Desmond Slick stood at the edge of the combat platform, chest rising and falling with measured breath. His shirt clung to his back, drenched in sweat, and one side of his jaw was already beginning to swell from a well-placed strike. But his stance was steady.
Across from him, Hector Blackwood knelt on one knee, clutching his ribs with a grimace. One hand hovered over the mat.
Then, with teeth clenched and eyes burning with frustration, he tapped.
A clear, undeniable submission.
The room didn't erupt. It didn't cheer. It didn't boo. It just... froze. Like the collective mind of Class A needed time to reboot.
Professor Grall waited a second longer, gaze sweeping over the stunned class.
Then he raised one hand toward Desmond.
"Winner."
Desmond turned, walked off the platform, and sat quietly against the far wall. He didn't smirk. He didn't gloat. He didn't say a single thing. That silence? That was louder than anything he could've said.
And that silence unsettled them more than any shout.
"I didn't think he had it in him."
"No way Blackwood tapped. There's gotta be something fishy."
"Did he cheat?"
"He didn't even use a chip."
"He couldn't use a chip. That's the point."
The whispers circled like vultures around a carcass. Most of them couldn't make sense of what they'd just seen. Hector Blackwood was a second-generation noble, ranked in the top 30 of the first-year entrance rankings. And Desmond? No one had ever heard of the name.
A nobody just forced a Blackwood to tap out.
And that did not sit well with certain people.
Evelyn Nightshade's gaze remained fixed on Desmond. Her arms were crossed, but her fingers drummed steadily on her elbow.
That wasn't luck. That wasn't brute force.
That was control.
Meanwhile, Hector sat slumped on the bench, head down, breath still shaky. A few of his noble friends hovered nearby, unsure whether to comfort him or ignore him completely.
"You alright?" one of them ventured.
"I'm fine," Hector spat, standing suddenly. He wiped blood from the corner of his mouth and turned toward the training room exit. He didn't look back.
Professor Grall called out the next names, but most weren't listening anymore. The focus had shifted. The class dynamic, broken.
In the observation deck above, two academy staff members watched through a translucent pane of glass.
"Desmond Slick," one of them muttered. "That the kid from the Nexus Core family?"
"Yeah. Parents own that chip company. Mid-tier at best. He's got a registered Phantom-type chip."
The older man folded his arms. "That wasn't Phantom-type fighting."
"Exactly. But there's nothing else registered. Just the Phantom Charm chip."
"You think he's hiding something?"
The junior staffer hesitated. "If he is, he's hiding it well. But unofficially? That style... it didn't look normal."
"Hmm."
They watched as Desmond stood again, quiet, unreadable.

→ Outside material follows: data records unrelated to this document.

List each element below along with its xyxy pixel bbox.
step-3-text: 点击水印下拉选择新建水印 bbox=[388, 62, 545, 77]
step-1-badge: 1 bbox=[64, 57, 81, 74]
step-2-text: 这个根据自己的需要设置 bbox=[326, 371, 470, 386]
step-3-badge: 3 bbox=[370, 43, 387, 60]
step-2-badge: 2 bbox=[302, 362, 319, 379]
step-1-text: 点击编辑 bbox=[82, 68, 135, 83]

"Keep an eye on that one."
The training hall slowly emptied, but the atmosphere lingered like smoke after a fire. A dozen other sparring matches happened, but no one paid them any attention. Even those who fought next did so distracted, stealing glances toward Desmond whenever they could.
Some looked with awe.
Others, with hate.
He'd done more than win a fight.
He'd disrupted the hierarchy.
And in a place like this, that wasn't just bold—it was dangerous.

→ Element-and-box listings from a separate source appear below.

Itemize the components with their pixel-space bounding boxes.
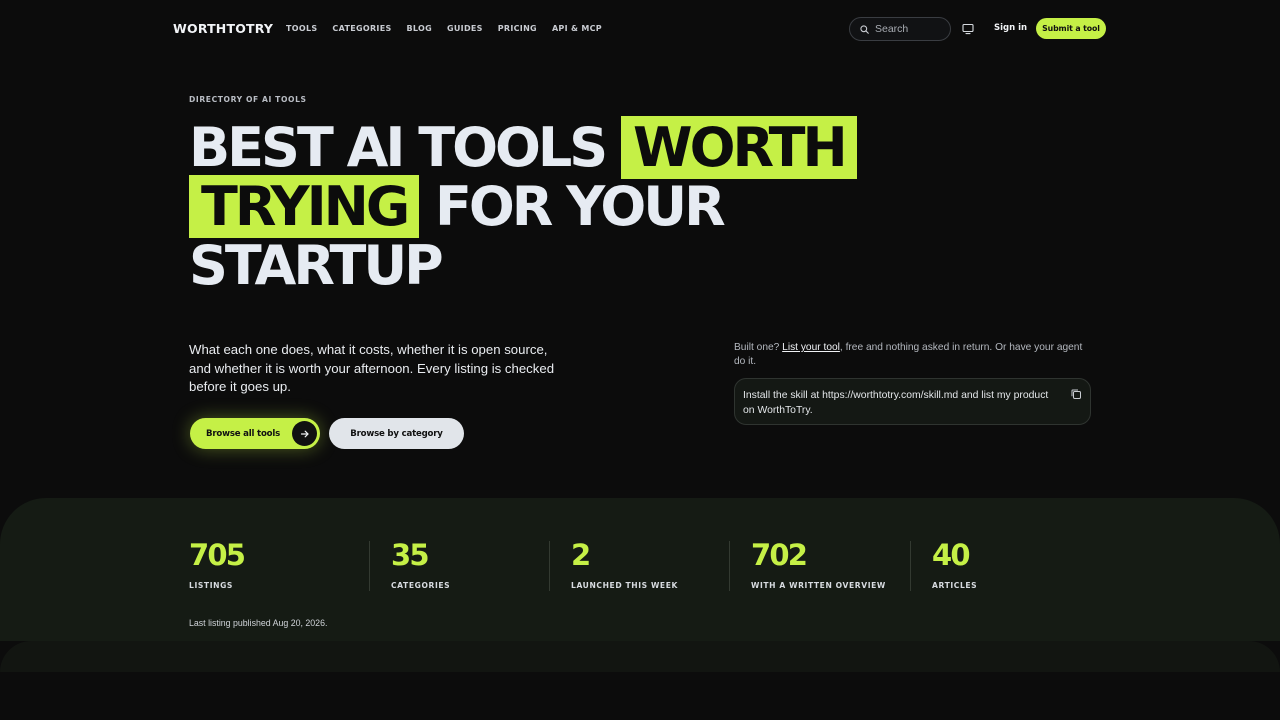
headline-highlight-worth: WORTH: [621, 116, 857, 179]
browse-by-category-button[interactable]: Browse by category: [329, 418, 464, 449]
nav-link-guides[interactable]: GUIDES: [447, 24, 483, 33]
site-logo[interactable]: WORTHTOTRY: [173, 21, 273, 36]
hero-description: What each one does, what it costs, wheth…: [189, 342, 555, 395]
hero-eyebrow: DIRECTORY OF AI TOOLS: [189, 95, 307, 104]
nav-link-blog[interactable]: BLOG: [407, 24, 432, 33]
headline-text-1: BEST AI TOOLS: [189, 116, 622, 179]
next-section: [0, 641, 1280, 720]
side-note-prefix: Built one?: [734, 342, 783, 353]
search-input[interactable]: [875, 23, 941, 35]
stat-value: 40: [932, 538, 971, 572]
stat-divider: [910, 541, 911, 591]
search-icon: [860, 24, 869, 34]
theme-toggle-monitor-icon[interactable]: [962, 23, 974, 35]
stat-divider: [369, 541, 370, 591]
nav-link-categories[interactable]: CATEGORIES: [332, 24, 391, 33]
stat-articles: 40 ARTICLES: [932, 540, 977, 592]
stat-written-overview: 702 WITH A WRITTEN OVERVIEW: [751, 540, 886, 592]
agent-prompt-box[interactable]: Install the skill at https://worthtotry.…: [734, 378, 1091, 425]
search-box[interactable]: [849, 17, 951, 41]
browse-all-tools-button[interactable]: Browse all tools: [190, 418, 320, 449]
stat-divider: [549, 541, 550, 591]
stat-value: 2: [571, 538, 591, 572]
stat-listings: 705 LISTINGS: [189, 538, 246, 592]
list-your-tool-note: Built one? List your tool, free and noth…: [734, 341, 1092, 368]
stat-label: ARTICLES: [932, 581, 978, 590]
hero-headline: BEST AI TOOLS WORTH TRYING FOR YOUR STAR…: [189, 116, 989, 295]
stat-label: LAUNCHED THIS WEEK: [571, 581, 678, 590]
copy-icon[interactable]: [1070, 388, 1082, 400]
stat-value: 705: [189, 538, 246, 572]
stat-value: 702: [751, 538, 808, 572]
arrow-right-icon: [292, 421, 317, 446]
nav-link-api-mcp[interactable]: API & MCP: [552, 24, 602, 33]
nav-link-pricing[interactable]: PRICING: [498, 24, 537, 33]
last-listing-published: Last listing published Aug 20, 2026.: [189, 618, 328, 628]
list-your-tool-link[interactable]: List your tool: [782, 342, 840, 353]
primary-nav: TOOLS CATEGORIES BLOG GUIDES PRICING API…: [286, 24, 602, 33]
stat-label: WITH A WRITTEN OVERVIEW: [751, 581, 886, 590]
sign-in-link[interactable]: Sign in: [994, 23, 1027, 33]
stat-label: LISTINGS: [189, 581, 233, 590]
agent-prompt-text: Install the skill at https://worthtotry.…: [743, 390, 1049, 416]
stat-launched-this-week: 2 LAUNCHED THIS WEEK: [571, 540, 678, 592]
headline-highlight-trying: TRYING: [189, 175, 420, 238]
nav-link-tools[interactable]: TOOLS: [286, 24, 317, 33]
top-navigation: WORTHTOTRY TOOLS CATEGORIES BLOG GUIDES …: [0, 0, 1280, 58]
stat-label: CATEGORIES: [391, 581, 451, 590]
stat-divider: [729, 541, 730, 591]
stat-categories: 35 CATEGORIES: [391, 540, 450, 592]
browse-all-tools-label: Browse all tools: [206, 428, 281, 439]
submit-tool-button[interactable]: Submit a tool: [1036, 18, 1106, 39]
next-section-edge: [0, 641, 1280, 672]
stat-value: 35: [391, 538, 430, 572]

Desmond remained seated, watching. Listening. Letting the tension simmer without adding to it.
He didn't need to. The seeds were already planted.

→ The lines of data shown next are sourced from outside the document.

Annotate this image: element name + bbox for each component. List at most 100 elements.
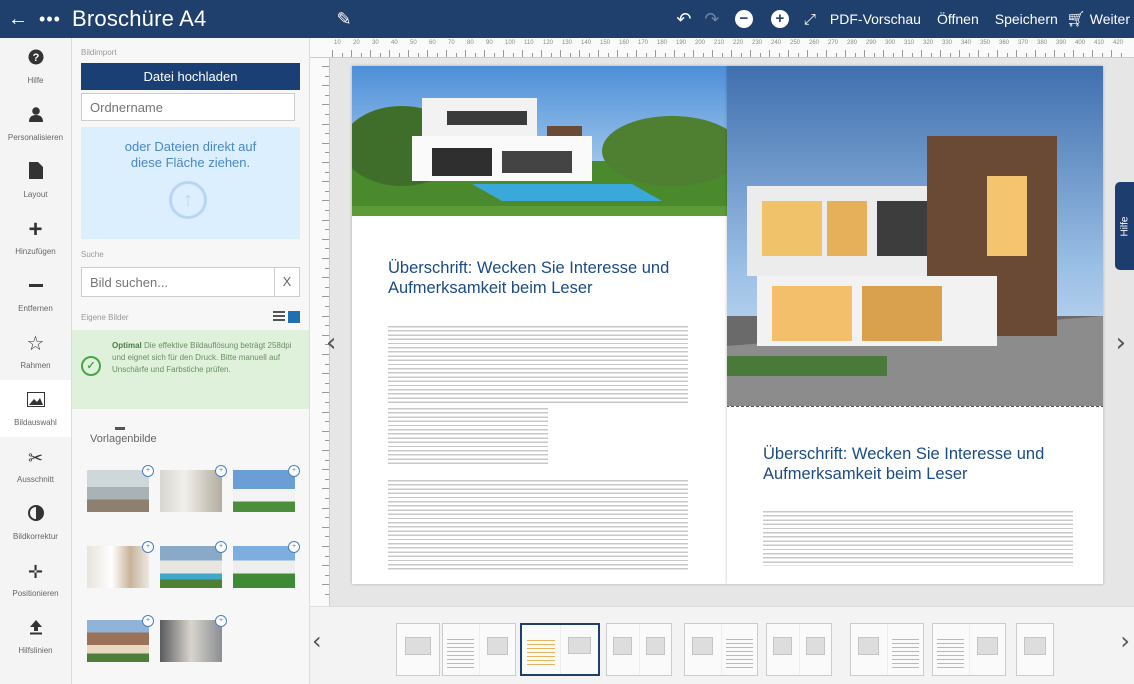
save-button[interactable]: Speichern (995, 11, 1058, 27)
ruler-number: 400 (1075, 40, 1086, 46)
sidebar-item-crop[interactable]: ✂ Ausschnitt (0, 437, 71, 494)
dropzone-text: oder Dateien direkt auf diese Fläche zie… (124, 139, 257, 170)
template-images-label[interactable]: Vorlagenbilde (90, 433, 309, 445)
template-thumbnail[interactable]: + (160, 465, 227, 512)
right-page-heading[interactable]: Überschrift: Wecken Sie Interesse und Au… (763, 444, 1073, 484)
sidebar-item-layout[interactable]: Layout (0, 152, 71, 209)
help-side-tab[interactable]: Hilfe (1115, 182, 1134, 270)
template-thumbnail[interactable]: + (233, 541, 300, 588)
ruler-tick (322, 181, 329, 183)
sidebar-item-image-correction[interactable]: Bildkorrektur (0, 494, 71, 551)
filmstrip-prev-arrow[interactable]: ‹ (312, 627, 322, 655)
add-icon[interactable]: + (215, 615, 227, 627)
template-thumbnail[interactable]: + (160, 541, 227, 588)
edit-pencil-icon[interactable]: ✎ (334, 0, 354, 38)
view-toggle (273, 311, 300, 323)
ruler-number: 120 (543, 40, 554, 46)
page-thumbnail[interactable] (684, 623, 758, 676)
ruler-tick (325, 382, 329, 384)
page-thumbnail[interactable] (442, 623, 516, 676)
sidebar-item-help[interactable]: ? Hilfe (0, 38, 71, 95)
ruler-tick (655, 50, 656, 57)
ruler-number: 60 (429, 40, 436, 46)
template-thumbnail[interactable]: + (87, 465, 154, 512)
grid-view-icon[interactable] (288, 311, 300, 323)
cart-icon[interactable]: 🛒︎ (1066, 0, 1086, 38)
list-view-icon[interactable] (273, 311, 285, 323)
zoom-in-icon[interactable]: + (770, 10, 789, 28)
sidebar-item-position[interactable]: ✛ Positionieren (0, 551, 71, 608)
ruler-number: 90 (486, 40, 493, 46)
template-thumbnail[interactable]: + (160, 615, 227, 662)
sidebar-item-personalize[interactable]: Personalisieren (0, 95, 71, 152)
template-thumbnail[interactable]: + (87, 541, 154, 588)
left-page-heading[interactable]: Überschrift: Wecken Sie Interesse und Au… (388, 258, 698, 298)
next-page-arrow[interactable]: › (1116, 328, 1126, 358)
filmstrip-next-arrow[interactable]: › (1120, 627, 1130, 655)
house-photo-left[interactable] (352, 66, 727, 216)
template-thumbnail[interactable]: + (233, 465, 300, 512)
sidebar-item-remove[interactable]: Entfernen (0, 266, 71, 323)
add-icon[interactable]: + (288, 465, 300, 477)
ruler-number: 20 (353, 40, 360, 46)
ruler-tick (322, 546, 329, 547)
page-thumbnail[interactable] (396, 623, 440, 676)
page-thumbnail[interactable] (932, 623, 1006, 676)
sidebar-item-frame[interactable]: ☆ Rahmen (0, 323, 71, 380)
search-clear-button[interactable]: X (274, 268, 299, 296)
undo-icon[interactable]: ↶ (670, 0, 698, 38)
add-icon[interactable]: + (215, 541, 227, 553)
back-arrow-icon[interactable]: ← (0, 0, 36, 38)
more-options-icon[interactable]: ••• (36, 0, 64, 38)
ruler-tick (531, 53, 533, 57)
pdf-preview-button[interactable]: PDF-Vorschau (830, 11, 921, 27)
redo-icon[interactable]: ↷ (698, 0, 726, 38)
right-page[interactable]: Überschrift: Wecken Sie Interesse und Au… (727, 66, 1103, 584)
ruler-tick (807, 50, 808, 57)
ruler-tick (325, 517, 329, 519)
ruler-tick (389, 50, 390, 57)
sidebar-item-guides[interactable]: Hilfslinien (0, 608, 71, 665)
ruler-tick (322, 565, 329, 567)
previous-page-arrow[interactable]: ‹ (326, 328, 336, 358)
add-icon[interactable]: + (215, 465, 227, 477)
add-icon[interactable]: + (142, 541, 154, 553)
ruler-tick (351, 50, 352, 57)
ruler-tick (325, 459, 329, 461)
house-photo-right[interactable] (727, 66, 1103, 407)
sidebar-item-add[interactable]: + Hinzufügen (0, 209, 71, 266)
add-icon[interactable]: + (142, 615, 154, 627)
document-title: Broschüre A4 (72, 6, 207, 31)
sidebar-item-image-select[interactable]: Bildauswahl (0, 380, 71, 437)
open-button[interactable]: Öffnen (937, 11, 979, 27)
left-page[interactable]: Überschrift: Wecken Sie Interesse und Au… (352, 66, 727, 584)
sidebar-item-label: Rahmen (20, 361, 51, 370)
add-icon[interactable]: + (288, 541, 300, 553)
page-thumbnail[interactable] (850, 623, 924, 676)
ruler-tick (845, 50, 846, 57)
template-thumbnail[interactable]: + (87, 615, 154, 662)
ruler-tick (322, 277, 329, 279)
page-thumbnail[interactable] (1016, 623, 1054, 676)
upload-file-button[interactable]: Datei hochladen (81, 63, 300, 90)
page-thumbnail[interactable] (766, 623, 832, 676)
page-thumbnail[interactable] (520, 623, 600, 676)
ruler-tick (788, 50, 789, 57)
ruler-tick (322, 430, 329, 432)
drop-zone[interactable]: oder Dateien direkt auf diese Fläche zie… (81, 127, 300, 239)
folder-icon[interactable]: ▬ (115, 422, 309, 433)
folder-name-input[interactable] (81, 93, 295, 121)
next-button[interactable]: Weiter (1090, 11, 1130, 27)
ruler-tick (759, 53, 761, 57)
ruler-tick (731, 50, 732, 57)
image-search-input[interactable] (82, 268, 274, 296)
add-icon[interactable]: + (142, 465, 154, 477)
zoom-out-icon[interactable]: − (734, 10, 753, 28)
ruler-tick (325, 152, 329, 154)
fullscreen-icon[interactable]: ⤢ (798, 0, 822, 38)
ruler-tick (322, 411, 329, 413)
ruler-tick (911, 53, 913, 57)
page-thumbnail[interactable] (606, 623, 672, 676)
ruler-tick (322, 584, 329, 586)
ruler-tick (712, 50, 713, 57)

In one of the noble dorm lounges, voices hissed like vipers.
"He humiliated Hector. In front of everyone."
"An upstart. Probably bribed his way into Class A."
"Someone like him doesn't belong here."
They weren't leaders of any official faction, not yet—but among the nobles, their word carried weight. And pride didn't bruise—it shattered.
Desmond Slick's name had entered the wrong mouths.
Outside the training room, Professor Grall paused, watching the last few students shuffle away.
He turned to the assistant recording data on a tablet. "Keep the footage from that match. Unedited."
The assistant blinked. "You think there's something off about it?"
"I think... we just saw someone hiding their true level. And not in the usual way."
Grall's eyes narrowed. "I want a report on all his background. Family. Chip records. Everything."
"Yes, sir."
Desmond didn't move until the very last student left.
Only then did he rise, stretching slightly, the stiffness of the fight settling into his muscles.
He flexed his hand. It still ached, a subtle reminder of what had just happened.
But more than that—it felt good.
Not the pain.
The control.
He walked toward the locker room, not a word spoken.
Behind him, the room remained quiet.
But the ripples had already begun to spread.
And no one, not even Desmond himself, knew how far they would reach.